The second part is working in person with clients. Coming from the lending side, I can help our clients identify their specific pain points and empathize with what they’re dealing with. I’ll lead them through process mapping to identify points of stress and frustration in their processes and show how Built can bring a solution.

I also concentrate heavily on how our platform and improved processes can create efficiency for builders. For many builders today, there is no system to view draw availability instantly or to check on the status of pending collateral. They have to make a phone call or email and wait for a reply. That’s frustrating. It’s a waste of time and it’s inefficient. So I like to speak to the people in the front office of a homebuilder to ask how they choose to work with lenders. If they have 5 or 10 lenders they send collateral requests to, they pick the path of least resistance and select the one that will send a response quickly. Behind the scenes, a lender might get things done quickly but that can sometimes come at the cost of an operations team struggling with technology.  With an efficient digital platform, everyone’s lives change.

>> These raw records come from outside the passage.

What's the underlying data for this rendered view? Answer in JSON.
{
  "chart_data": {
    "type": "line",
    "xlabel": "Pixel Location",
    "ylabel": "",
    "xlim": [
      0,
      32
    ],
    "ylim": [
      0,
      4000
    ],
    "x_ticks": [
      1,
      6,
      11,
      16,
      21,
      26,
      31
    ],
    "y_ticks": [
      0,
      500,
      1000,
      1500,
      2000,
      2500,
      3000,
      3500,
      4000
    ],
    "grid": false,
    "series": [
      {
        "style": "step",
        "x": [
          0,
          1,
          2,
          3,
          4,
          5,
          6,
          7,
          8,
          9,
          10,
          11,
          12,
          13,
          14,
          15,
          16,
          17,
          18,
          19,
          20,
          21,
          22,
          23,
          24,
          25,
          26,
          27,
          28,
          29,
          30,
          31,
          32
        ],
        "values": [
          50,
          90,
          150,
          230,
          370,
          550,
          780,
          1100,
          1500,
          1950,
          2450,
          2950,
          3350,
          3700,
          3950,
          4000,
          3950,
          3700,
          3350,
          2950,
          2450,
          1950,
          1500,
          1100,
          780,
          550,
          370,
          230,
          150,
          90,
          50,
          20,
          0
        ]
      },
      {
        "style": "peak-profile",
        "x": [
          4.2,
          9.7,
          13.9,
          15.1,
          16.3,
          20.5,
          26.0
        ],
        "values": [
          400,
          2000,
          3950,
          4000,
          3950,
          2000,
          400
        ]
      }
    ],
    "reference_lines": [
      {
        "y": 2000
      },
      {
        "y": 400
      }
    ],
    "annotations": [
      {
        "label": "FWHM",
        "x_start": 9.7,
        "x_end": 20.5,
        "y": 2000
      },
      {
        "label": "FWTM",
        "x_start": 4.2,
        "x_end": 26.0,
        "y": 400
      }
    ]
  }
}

How would you describe your first few months at Built?

The biggest eye-opener for me has been to see the advantage of working with a small startup team. Having direct access to the development team has been a game changer. In one month with Built, we’ve process mapped and started building out something entirely new that’s going to be really exciting. Things are moving very fast.

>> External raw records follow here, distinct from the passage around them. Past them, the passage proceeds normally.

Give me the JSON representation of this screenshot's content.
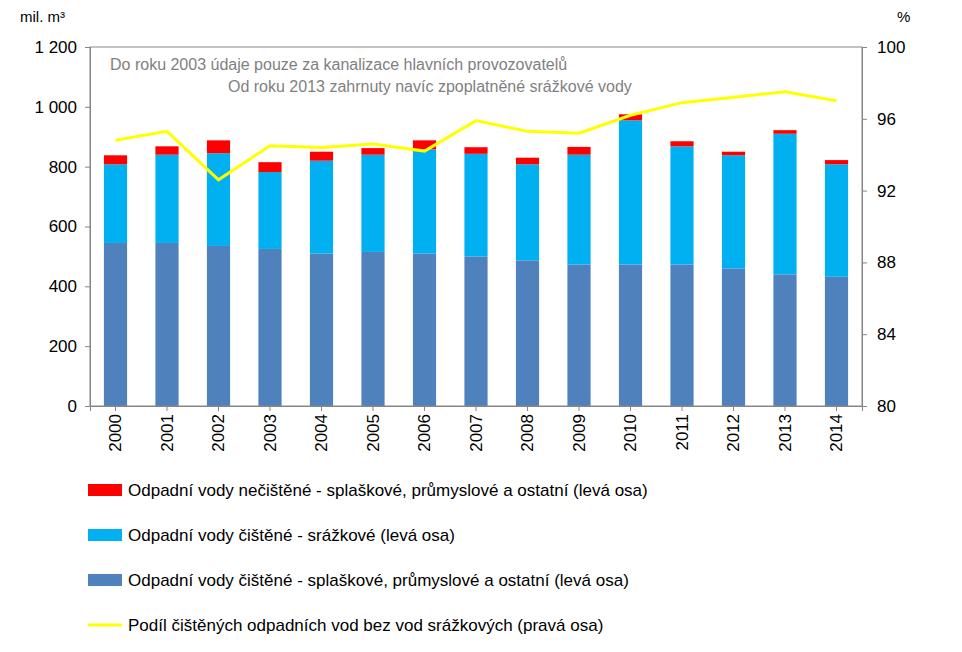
{
  "chart_data": {
    "type": "bar",
    "stacked": true,
    "grid": false,
    "legend": "bottom",
    "y_label": "mil. m³",
    "y2_label": "%",
    "annotations": [
      "Do roku 2003 údaje pouze za kanalizace hlavních provozovatelů",
      "Od roku 2013 zahrnuty navíc zpoplatněné srážkové vody"
    ],
    "categories": [
      "2000",
      "2001",
      "2002",
      "2003",
      "2004",
      "2005",
      "2006",
      "2007",
      "2008",
      "2009",
      "2010",
      "2011",
      "2012",
      "2013",
      "2014"
    ],
    "ylim": [
      0,
      1200
    ],
    "yticks": [
      0,
      200,
      400,
      600,
      800,
      {
        "value": 1000,
        "label": "1 000"
      },
      {
        "value": 1200,
        "label": "1 200"
      }
    ],
    "y2lim": [
      80,
      100
    ],
    "y2ticks": [
      80,
      84,
      88,
      92,
      96,
      100
    ],
    "series": [
      {
        "name": "Odpadní vody čištěné - splaškové, průmyslové a ostatní (levá osa)",
        "type": "bar",
        "color": "#4f81bd",
        "values": [
          545,
          545,
          535,
          525,
          510,
          515,
          510,
          500,
          487,
          473,
          473,
          473,
          460,
          440,
          432
        ]
      },
      {
        "name": "Odpadní vody čištěné - srážkové (levá osa)",
        "type": "bar",
        "color": "#00b0f0",
        "values": [
          263,
          295,
          310,
          257,
          310,
          325,
          348,
          343,
          321,
          367,
          482,
          395,
          378,
          470,
          376
        ]
      },
      {
        "name": "Odpadní vody nečištěné - splaškové, průmyslové a ostatní (levá osa)",
        "type": "bar",
        "color": "#ff0000",
        "values": [
          30,
          28,
          43,
          33,
          30,
          22,
          30,
          22,
          22,
          26,
          20,
          17,
          12,
          12,
          14
        ]
      },
      {
        "name": "Podíl čištěných odpadních vod bez vod srážkových (pravá osa)",
        "type": "line",
        "axis": "y2",
        "color": "#ffff00",
        "line_style": "solid",
        "values": [
          94.8,
          95.3,
          92.6,
          94.5,
          94.4,
          94.6,
          94.2,
          95.9,
          95.3,
          95.2,
          96.2,
          96.9,
          97.2,
          97.5,
          97.0
        ]
      }
    ]
  }
}
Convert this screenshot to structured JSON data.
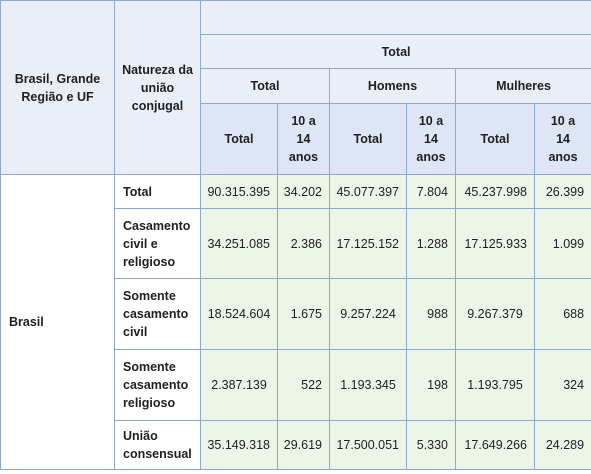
{
  "header": {
    "region_col": "Brasil, Grande Região e UF",
    "nature_col": "Natureza da união conjugal",
    "top_group": "Total",
    "groups": [
      "Total",
      "Homens",
      "Mulheres"
    ],
    "sub_total": "Total",
    "sub_age": "10 a 14 anos"
  },
  "region": "Brasil",
  "rows": [
    {
      "label": "Total",
      "values": [
        "90.315.395",
        "34.202",
        "45.077.397",
        "7.804",
        "45.237.998",
        "26.399"
      ]
    },
    {
      "label": "Casamento civil e religioso",
      "values": [
        "34.251.085",
        "2.386",
        "17.125.152",
        "1.288",
        "17.125.933",
        "1.099"
      ]
    },
    {
      "label": "Somente casamento civil",
      "values": [
        "18.524.604",
        "1.675",
        "9.257.224",
        "988",
        "9.267.379",
        "688"
      ]
    },
    {
      "label": "Somente casamento religioso",
      "values": [
        "2.387.139",
        "522",
        "1.193.345",
        "198",
        "1.193.795",
        "324"
      ]
    },
    {
      "label": "União consensual",
      "values": [
        "35.149.318",
        "29.619",
        "17.500.051",
        "5.330",
        "17.649.266",
        "24.289"
      ]
    }
  ]
}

Built is nimble and fast and what we’ve accomplished in under a month at Built could potentially take years at a larger organization to try to build in-house.

On the client side, my expectations and assumptions about the lender marketplace are proving to be true. At Wells Fargo, we had our way of doing things, and I didn’t know how others lenders managed their loans. I’ve now had the opportunity to meet with a number of current and prospective clients and can safely say the frustrations at a big lender are the exact same at a smaller lender. That knowledge helps us to build something to really serve the needs of everyone.

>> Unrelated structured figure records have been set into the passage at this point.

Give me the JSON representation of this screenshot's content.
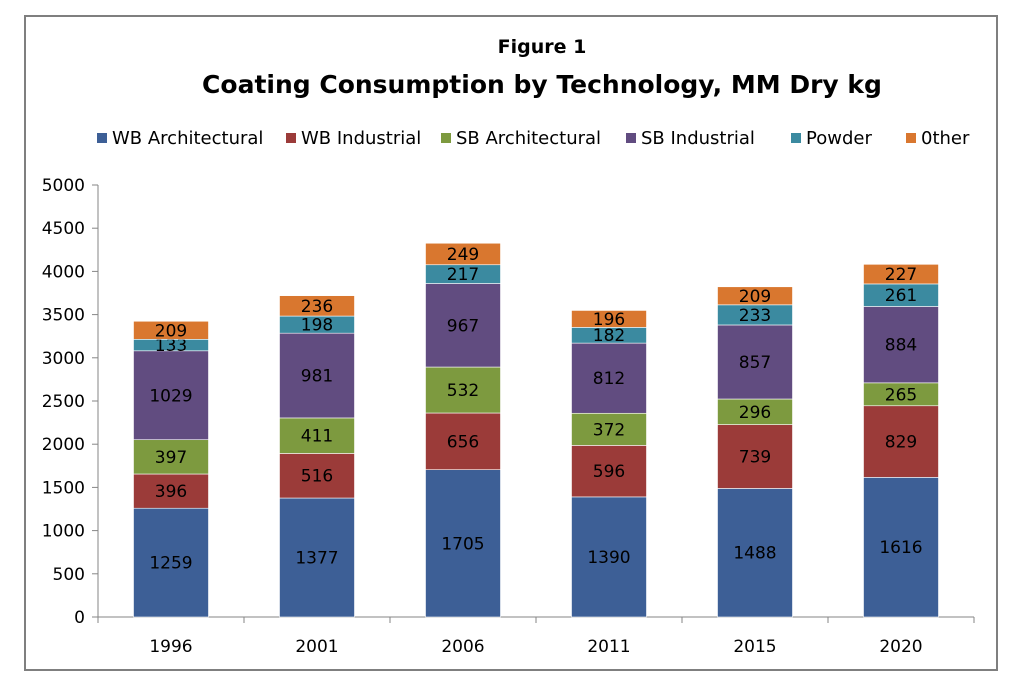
{
  "chart_data": {
    "type": "bar",
    "stacked": true,
    "label": "Figure 1",
    "title": "Coating Consumption by Technology, MM Dry kg",
    "categories": [
      "1996",
      "2001",
      "2006",
      "2011",
      "2015",
      "2020"
    ],
    "series": [
      {
        "name": "WB Architectural",
        "color": "#3d5f96",
        "values": [
          1259,
          1377,
          1705,
          1390,
          1488,
          1616
        ]
      },
      {
        "name": "WB Industrial",
        "color": "#9b3b39",
        "values": [
          396,
          516,
          656,
          596,
          739,
          829
        ]
      },
      {
        "name": "SB Architectural",
        "color": "#7d9a3f",
        "values": [
          397,
          411,
          532,
          372,
          296,
          265
        ]
      },
      {
        "name": "SB Industrial",
        "color": "#614c80",
        "values": [
          1029,
          981,
          967,
          812,
          857,
          884
        ]
      },
      {
        "name": "Powder",
        "color": "#3b8aa0",
        "values": [
          133,
          198,
          217,
          182,
          233,
          261
        ]
      },
      {
        "name": "0ther",
        "color": "#d9772f",
        "values": [
          209,
          236,
          249,
          196,
          209,
          227
        ]
      }
    ],
    "ylim": [
      0,
      5000
    ],
    "yticks": [
      "0",
      "500",
      "1000",
      "1500",
      "2000",
      "2500",
      "3000",
      "3500",
      "4000",
      "4500",
      "5000"
    ],
    "grid": false,
    "legend_position": "top"
  }
}
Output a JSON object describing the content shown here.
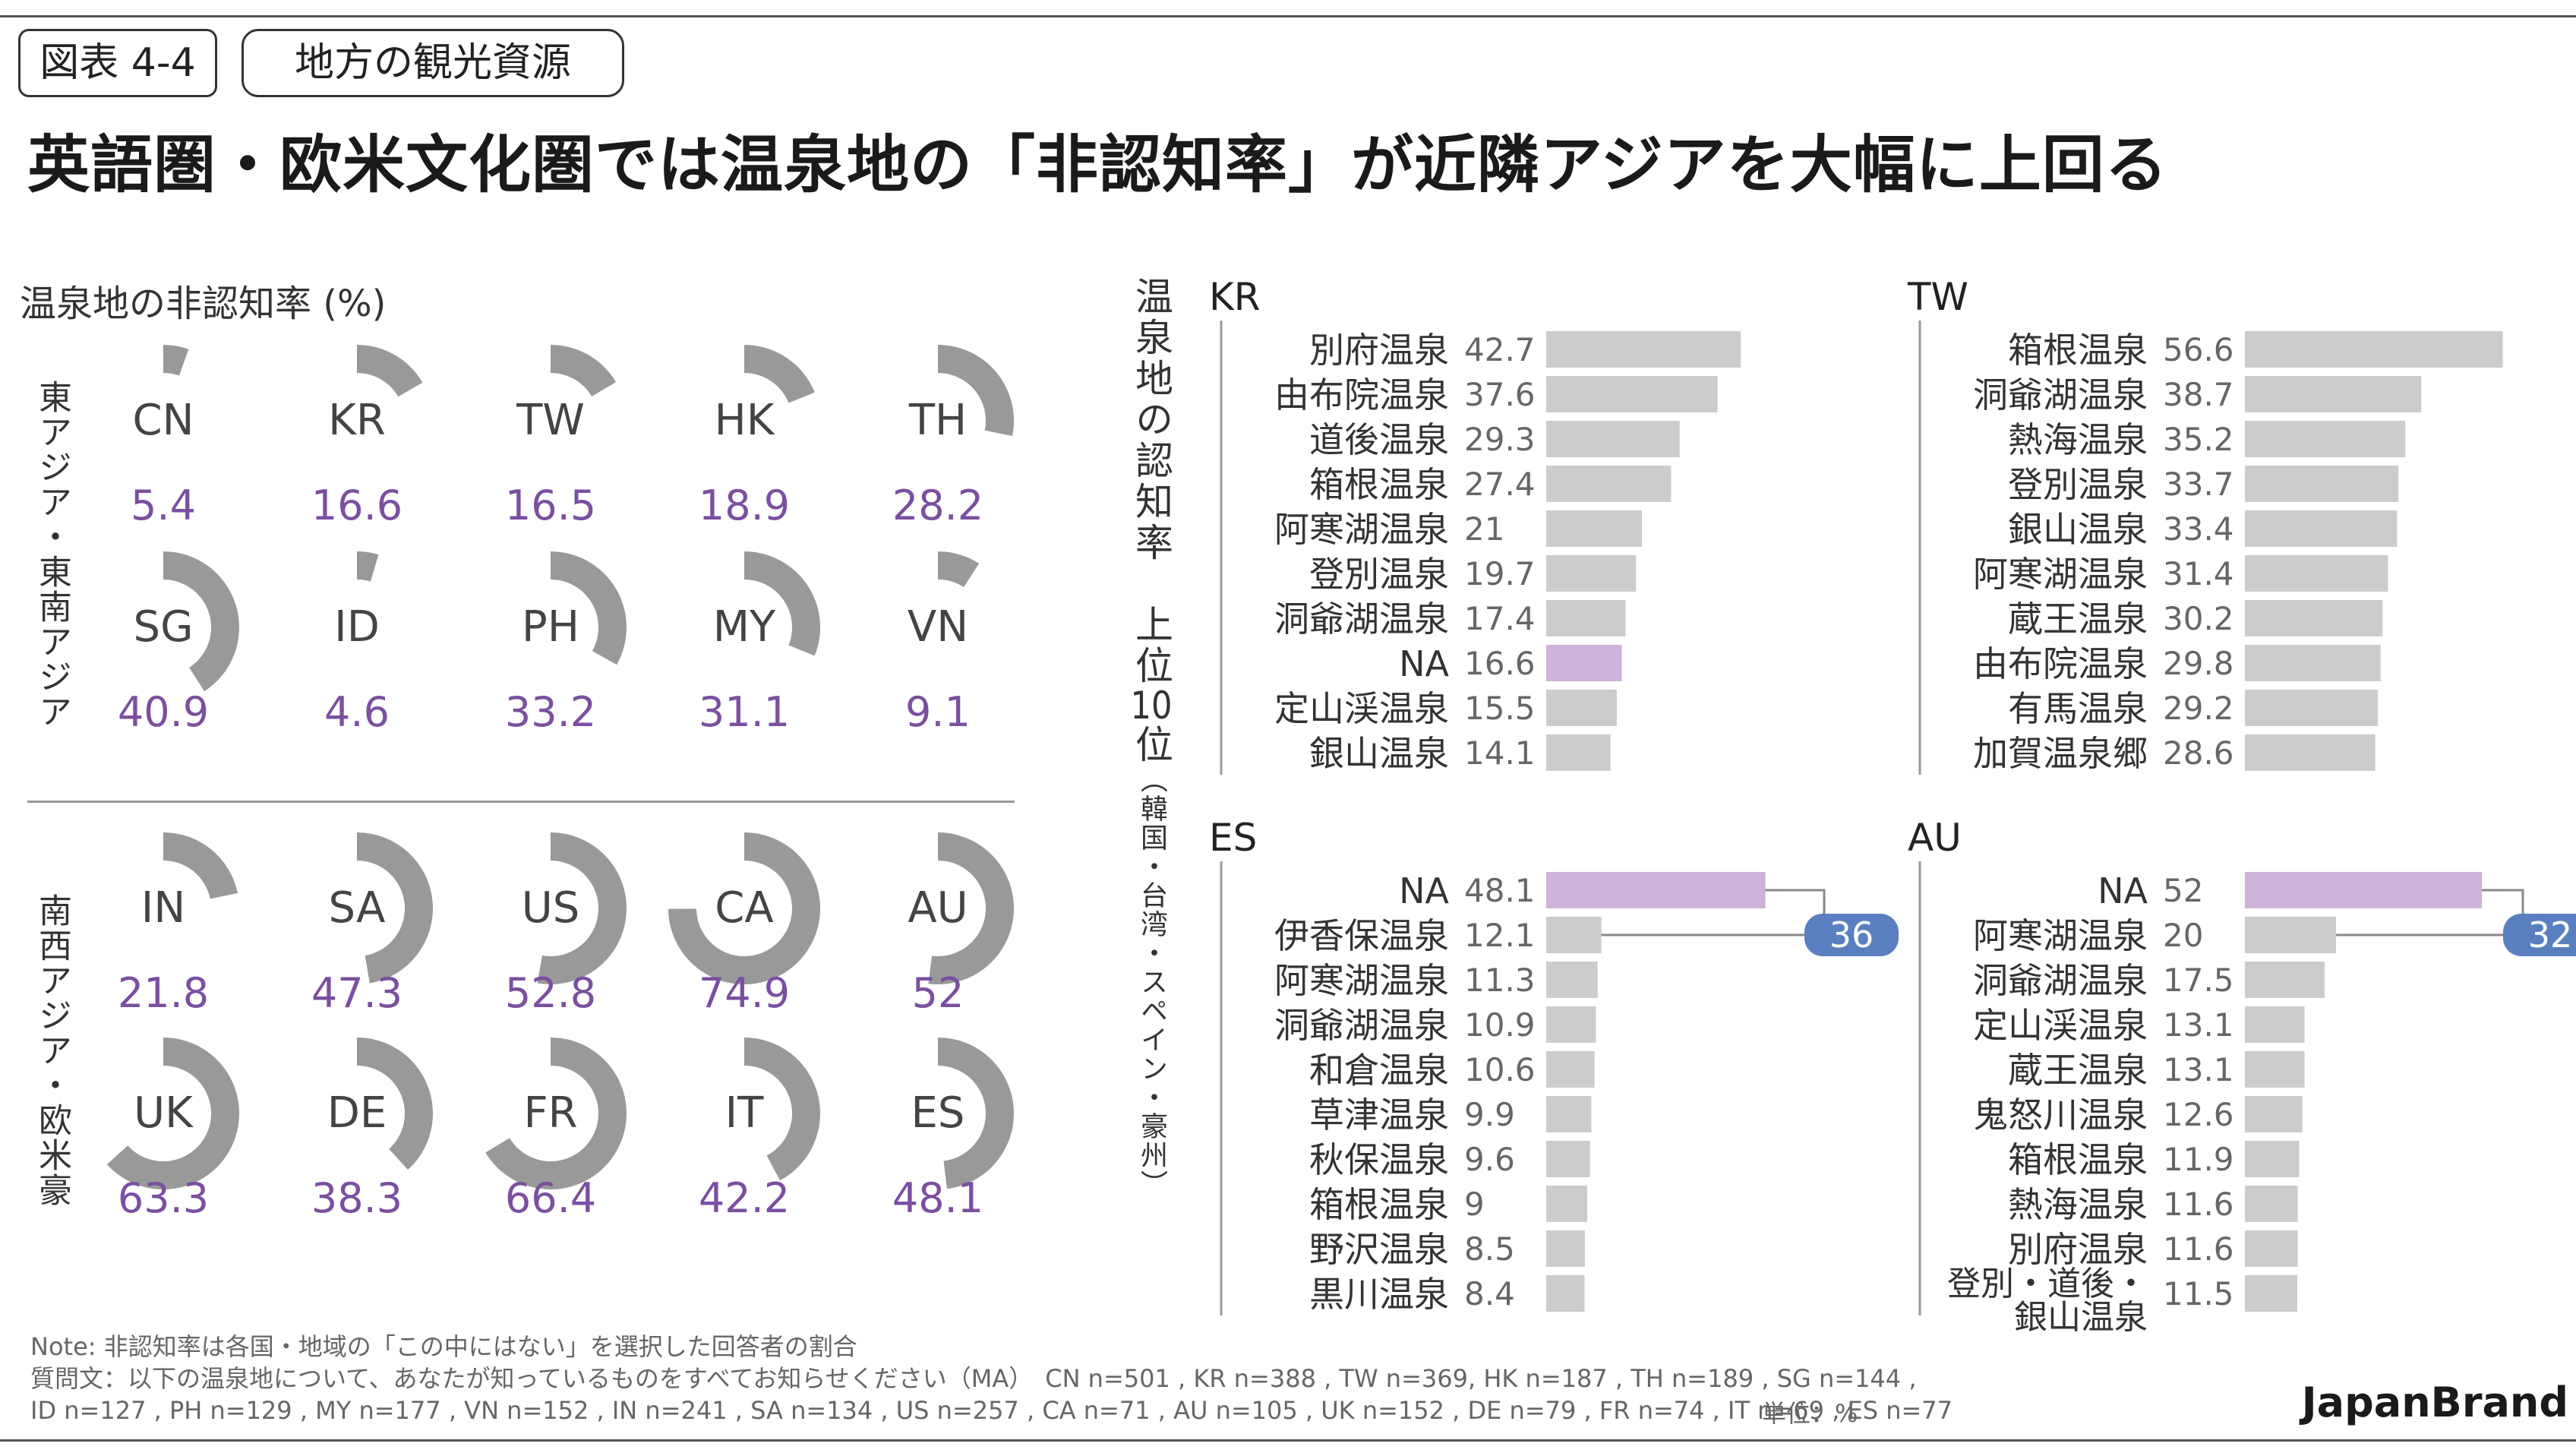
{
  "header": {
    "figure_tag": "図表 4-4",
    "subtitle_tag": "地方の観光資源",
    "title": "英語圏・欧米文化圏では温泉地の「非認知率」が近隣アジアを大幅に上回る"
  },
  "left_panel": {
    "subtitle": "温泉地の非認知率 (%)",
    "group1_label": "東アジア・東南アジア",
    "group2_label": "南西アジア・欧米豪"
  },
  "right_panel": {
    "vertical_title": "温泉地の認知率　上位",
    "rank_number": "10",
    "rank_suffix": "位",
    "regions_note": "（韓国・台湾・スペイン・豪州）"
  },
  "colors": {
    "ring": "#999999",
    "ring_bg": "#ffffff",
    "value_purple": "#7b4fa0",
    "bar_gray": "#cccccc",
    "bar_highlight": "#cdb2da",
    "callout_blue": "#5a7fc0"
  },
  "chart_data": [
    {
      "type": "pie",
      "title": "温泉地の非認知率 (%)",
      "series": [
        {
          "label": "CN",
          "value": 5.4,
          "value_text": "5.4"
        },
        {
          "label": "KR",
          "value": 16.6,
          "value_text": "16.6"
        },
        {
          "label": "TW",
          "value": 16.5,
          "value_text": "16.5"
        },
        {
          "label": "HK",
          "value": 18.9,
          "value_text": "18.9"
        },
        {
          "label": "TH",
          "value": 28.2,
          "value_text": "28.2"
        },
        {
          "label": "SG",
          "value": 40.9,
          "value_text": "40.9"
        },
        {
          "label": "ID",
          "value": 4.6,
          "value_text": "4.6"
        },
        {
          "label": "PH",
          "value": 33.2,
          "value_text": "33.2"
        },
        {
          "label": "MY",
          "value": 31.1,
          "value_text": "31.1"
        },
        {
          "label": "VN",
          "value": 9.1,
          "value_text": "9.1"
        },
        {
          "label": "IN",
          "value": 21.8,
          "value_text": "21.8"
        },
        {
          "label": "SA",
          "value": 47.3,
          "value_text": "47.3"
        },
        {
          "label": "US",
          "value": 52.8,
          "value_text": "52.8"
        },
        {
          "label": "CA",
          "value": 74.9,
          "value_text": "74.9"
        },
        {
          "label": "AU",
          "value": 52,
          "value_text": "52"
        },
        {
          "label": "UK",
          "value": 63.3,
          "value_text": "63.3"
        },
        {
          "label": "DE",
          "value": 38.3,
          "value_text": "38.3"
        },
        {
          "label": "FR",
          "value": 66.4,
          "value_text": "66.4"
        },
        {
          "label": "IT",
          "value": 42.2,
          "value_text": "42.2"
        },
        {
          "label": "ES",
          "value": 48.1,
          "value_text": "48.1"
        }
      ]
    },
    {
      "type": "bar",
      "title": "KR",
      "categories": [
        "別府温泉",
        "由布院温泉",
        "道後温泉",
        "箱根温泉",
        "阿寒湖温泉",
        "登別温泉",
        "洞爺湖温泉",
        "NA",
        "定山渓温泉",
        "銀山温泉"
      ],
      "values": [
        42.7,
        37.6,
        29.3,
        27.4,
        21,
        19.7,
        17.4,
        16.6,
        15.5,
        14.1
      ],
      "value_labels": [
        "42.7",
        "37.6",
        "29.3",
        "27.4",
        "21",
        "19.7",
        "17.4",
        "16.6",
        "15.5",
        "14.1"
      ],
      "highlight": "NA"
    },
    {
      "type": "bar",
      "title": "TW",
      "categories": [
        "箱根温泉",
        "洞爺湖温泉",
        "熱海温泉",
        "登別温泉",
        "銀山温泉",
        "阿寒湖温泉",
        "蔵王温泉",
        "由布院温泉",
        "有馬温泉",
        "加賀温泉郷"
      ],
      "values": [
        56.6,
        38.7,
        35.2,
        33.7,
        33.4,
        31.4,
        30.2,
        29.8,
        29.2,
        28.6
      ],
      "value_labels": [
        "56.6",
        "38.7",
        "35.2",
        "33.7",
        "33.4",
        "31.4",
        "30.2",
        "29.8",
        "29.2",
        "28.6"
      ]
    },
    {
      "type": "bar",
      "title": "ES",
      "categories": [
        "NA",
        "伊香保温泉",
        "阿寒湖温泉",
        "洞爺湖温泉",
        "和倉温泉",
        "草津温泉",
        "秋保温泉",
        "箱根温泉",
        "野沢温泉",
        "黒川温泉"
      ],
      "values": [
        48.1,
        12.1,
        11.3,
        10.9,
        10.6,
        9.9,
        9.6,
        9,
        8.5,
        8.4
      ],
      "value_labels": [
        "48.1",
        "12.1",
        "11.3",
        "10.9",
        "10.6",
        "9.9",
        "9.6",
        "9",
        "8.5",
        "8.4"
      ],
      "highlight": "NA",
      "callout": "36"
    },
    {
      "type": "bar",
      "title": "AU",
      "categories": [
        "NA",
        "阿寒湖温泉",
        "洞爺湖温泉",
        "定山渓温泉",
        "蔵王温泉",
        "鬼怒川温泉",
        "箱根温泉",
        "熱海温泉",
        "別府温泉",
        "登別・道後・銀山温泉"
      ],
      "category_lines": [
        [
          "NA"
        ],
        [
          "阿寒湖温泉"
        ],
        [
          "洞爺湖温泉"
        ],
        [
          "定山渓温泉"
        ],
        [
          "蔵王温泉"
        ],
        [
          "鬼怒川温泉"
        ],
        [
          "箱根温泉"
        ],
        [
          "熱海温泉"
        ],
        [
          "別府温泉"
        ],
        [
          "登別・道後・",
          "銀山温泉"
        ]
      ],
      "values": [
        52,
        20,
        17.5,
        13.1,
        13.1,
        12.6,
        11.9,
        11.6,
        11.6,
        11.5
      ],
      "value_labels": [
        "52",
        "20",
        "17.5",
        "13.1",
        "13.1",
        "12.6",
        "11.9",
        "11.6",
        "11.6",
        "11.5"
      ],
      "highlight": "NA",
      "callout": "32"
    }
  ],
  "footer": {
    "note": "Note: 非認知率は各国・地域の「この中にはない」を選択した回答者の割合",
    "question": "質問文：以下の温泉地について、あなたが知っているものをすべてお知らせください（MA）　CN n=501 , KR n=388 , TW n=369, HK n=187 , TH n=189 , SG n=144 ,",
    "samples": "ID n=127 , PH n=129 , MY n=177 , VN n=152 , IN n=241 , SA n=134 , US n=257 , CA n=71 , AU n=105 , UK n=152 , DE n=79 , FR n=74 , IT n=69 , ES n=77",
    "unit": "単位：%",
    "brand": "JapanBrand"
  }
}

What changes have you seen recently in construction lending and what are lenders doing to respond?

Lately, we’ve heard reports that the market is slowing — in some markets the move-up home product appears to be slowing but the entry-level product is static. The question is whether there is a potential for a major decline in the market and, in time, with enough data sets in Built we could potentially forecast economic events.

A lot is going into this. Interest rates were lower in early 2018, proving valuable for higher end construction to consumers. As rates slowly increase, it is likely consumers are holding off to see what happens.

Living in Dallas, I’m looking at my specific market. What are builders seeing? Higher-end construction — the move-up homes and second homes — is slowing down and in some cases they are giving concessions. Meanwhile, entry-level product is static, not increasing or declining in volume. So what are they going to do? Scale back the higher-end product and focus more on entry-level? I’m not sure. The Wall Street Journal published an article in late November of 2018 stating the housing boom is coming to an end and starting in Dallas, TX.  Not sure if this is true, but we will continue to monitor all markets.

Tell us a little more about you. What do you like to do in your free time?

I currently live in Texas and enjoy being close to my family here. For fun, I like clay shooting and golfing. I know it’s cliché but it’s true, golfing is a tremendous way to get out and meet people and network in the financial industry (bringing my “A” game is a whole other issue).